Troubleshooting: still landing in spam
- Two SPF records. A domain can have only one. If you added Mailgun as a second SPF record, both fail. Merge them into a single TXT record.
- DKIM not verified. Double check each CNAME host and target match GoHighLevel exactly. A trailing dot or a wrong subdomain prefix breaks it. Re-verify after the DNS spreads.
- Sending too fast. Blasting your whole list on day one is the fastest way to burn a fresh domain. Drop back to the warm-up volumes and rebuild.
- Cold or stale list. Emailing people who never opted in, or have not engaged in a year, drives complaints. Clean the list and send only to people who want it.
- Spammy content. All-caps subject lines, one giant image, link shorteners, and the word free everywhere all trip filters. Write like a normal email with a clear single ask.
- No engagement signal. If nobody replies or opens, providers downrank you. Ask for replies early in the warm-up to send a strong positive signal.
If the problem is specifically cold outreach rather than your normal list, the rules are a bit different. We cover that in the email warm-up for cold outreach guide.
Free Skool community. Grab the deliverability checklist and the warm-up calendar template.
Frequently asked questions
Why are my GoHighLevel emails going to spam?
The most common reason is a brand new sending subdomain with zero sender reputation. When you set up LC Email, GoHighLevel sends from a fresh subdomain on Mailgun, and Gmail does not carry over any trust from your main domain. On top of that, missing or wrong SPF, DKIM, and DMARC records, sending too much too soon, and emailing a cold or unengaged list all push mail into Promotions or Spam. Fix the DNS records first, then warm the domain slowly.

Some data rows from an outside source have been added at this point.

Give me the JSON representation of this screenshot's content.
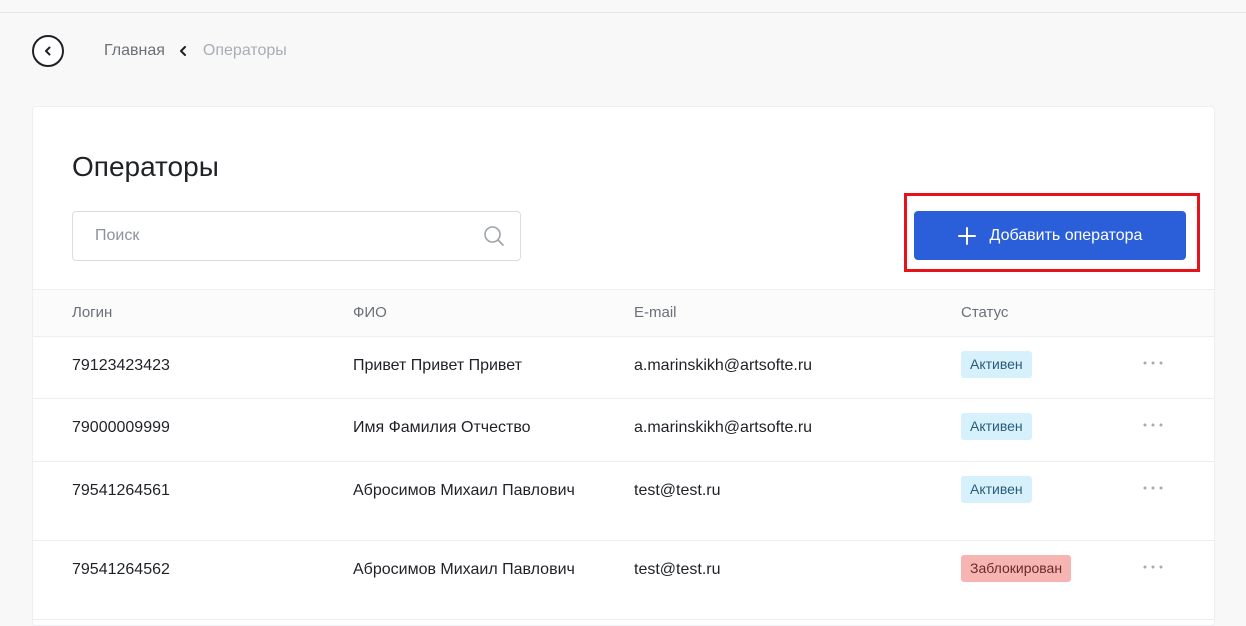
{
  "breadcrumb": {
    "home": "Главная",
    "current": "Операторы"
  },
  "page": {
    "title": "Операторы"
  },
  "search": {
    "placeholder": "Поиск",
    "value": ""
  },
  "toolbar": {
    "add_label": "Добавить оператора"
  },
  "colors": {
    "accent": "#2b5fd9",
    "highlight": "#e8121b",
    "status_active_bg": "#d6f1fb",
    "status_blocked_bg": "#f6b5b3"
  },
  "table": {
    "headers": {
      "login": "Логин",
      "fio": "ФИО",
      "email": "E-mail",
      "status": "Статус"
    },
    "rows": [
      {
        "login": "79123423423",
        "fio": "Привет Привет Привет",
        "email": "a.marinskikh@artsofte.ru",
        "status": "Активен"
      },
      {
        "login": "79000009999",
        "fio": "Имя Фамилия Отчество",
        "email": "a.marinskikh@artsofte.ru",
        "status": "Активен"
      },
      {
        "login": "79541264561",
        "fio": "Абросимов Михаил Павлович",
        "email": "test@test.ru",
        "status": "Активен"
      },
      {
        "login": "79541264562",
        "fio": "Абросимов Михаил Павлович",
        "email": "test@test.ru",
        "status": "Заблокирован"
      }
    ]
  },
  "icons": {
    "back": "chevron-left-circle-icon",
    "separator": "chevron-left-icon",
    "search": "search-icon",
    "add": "plus-icon",
    "more": "more-dots-icon"
  }
}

How do I set up DKIM and SPF in GoHighLevel?
Go to Settings, then Email Services, then Dedicated Domain (or Domain in newer accounts) and start the setup. GoHighLevel gives you the exact DNS records to add: an SPF TXT record that includes mailgun.org, two or three CNAME records for DKIM signing, and a CNAME for tracking. Add those at your DNS host (Cloudflare, GoDaddy, Namecheap), wait for them to verify inside GoHighLevel, then add a DMARC TXT record at _dmarc with a policy of p=none to start. All three should show green before you send.

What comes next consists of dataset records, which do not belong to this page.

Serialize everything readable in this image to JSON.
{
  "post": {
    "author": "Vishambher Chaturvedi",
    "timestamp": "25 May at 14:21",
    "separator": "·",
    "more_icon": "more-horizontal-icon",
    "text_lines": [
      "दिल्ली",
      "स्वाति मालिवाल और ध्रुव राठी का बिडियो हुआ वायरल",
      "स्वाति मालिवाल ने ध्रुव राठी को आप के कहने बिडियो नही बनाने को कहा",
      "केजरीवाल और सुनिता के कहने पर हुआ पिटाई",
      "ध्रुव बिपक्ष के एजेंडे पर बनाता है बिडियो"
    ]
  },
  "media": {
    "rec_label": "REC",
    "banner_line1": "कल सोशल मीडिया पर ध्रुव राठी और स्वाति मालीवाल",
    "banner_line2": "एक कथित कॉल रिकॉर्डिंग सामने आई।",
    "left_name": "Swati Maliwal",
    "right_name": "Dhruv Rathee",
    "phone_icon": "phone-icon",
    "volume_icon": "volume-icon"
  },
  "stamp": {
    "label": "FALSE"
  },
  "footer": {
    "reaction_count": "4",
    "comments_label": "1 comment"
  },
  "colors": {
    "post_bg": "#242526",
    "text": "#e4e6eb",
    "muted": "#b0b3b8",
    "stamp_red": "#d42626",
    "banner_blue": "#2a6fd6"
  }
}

How long does domain warm-up take?
Plan for 6 to 8 weeks for full sender trust, not a few days. A 14 day ramp gets you to a usable daily volume, but Gmail and Outlook keep watching engagement well past two weeks before they fully trust a fresh subdomain. Start at 10 to 20 sends a day to your warmest contacts, roughly double every couple of days, and only push volume up while open rates stay healthy and spam complaints stay near zero.
Should I use a dedicated sending domain?
Yes, for almost everyone sending real volume. A dedicated sending subdomain (like mail.yourdomain.com) keeps your reputation in your own hands instead of sharing an IP pool with strangers. It also protects your main domain, so a bad campaign never burns the address people reply to. Set up SPF, DKIM, and DMARC on it, warm it slowly, and you control your own inbox placement. See our dedicated sending domain guide for the full record-by-record walkthrough.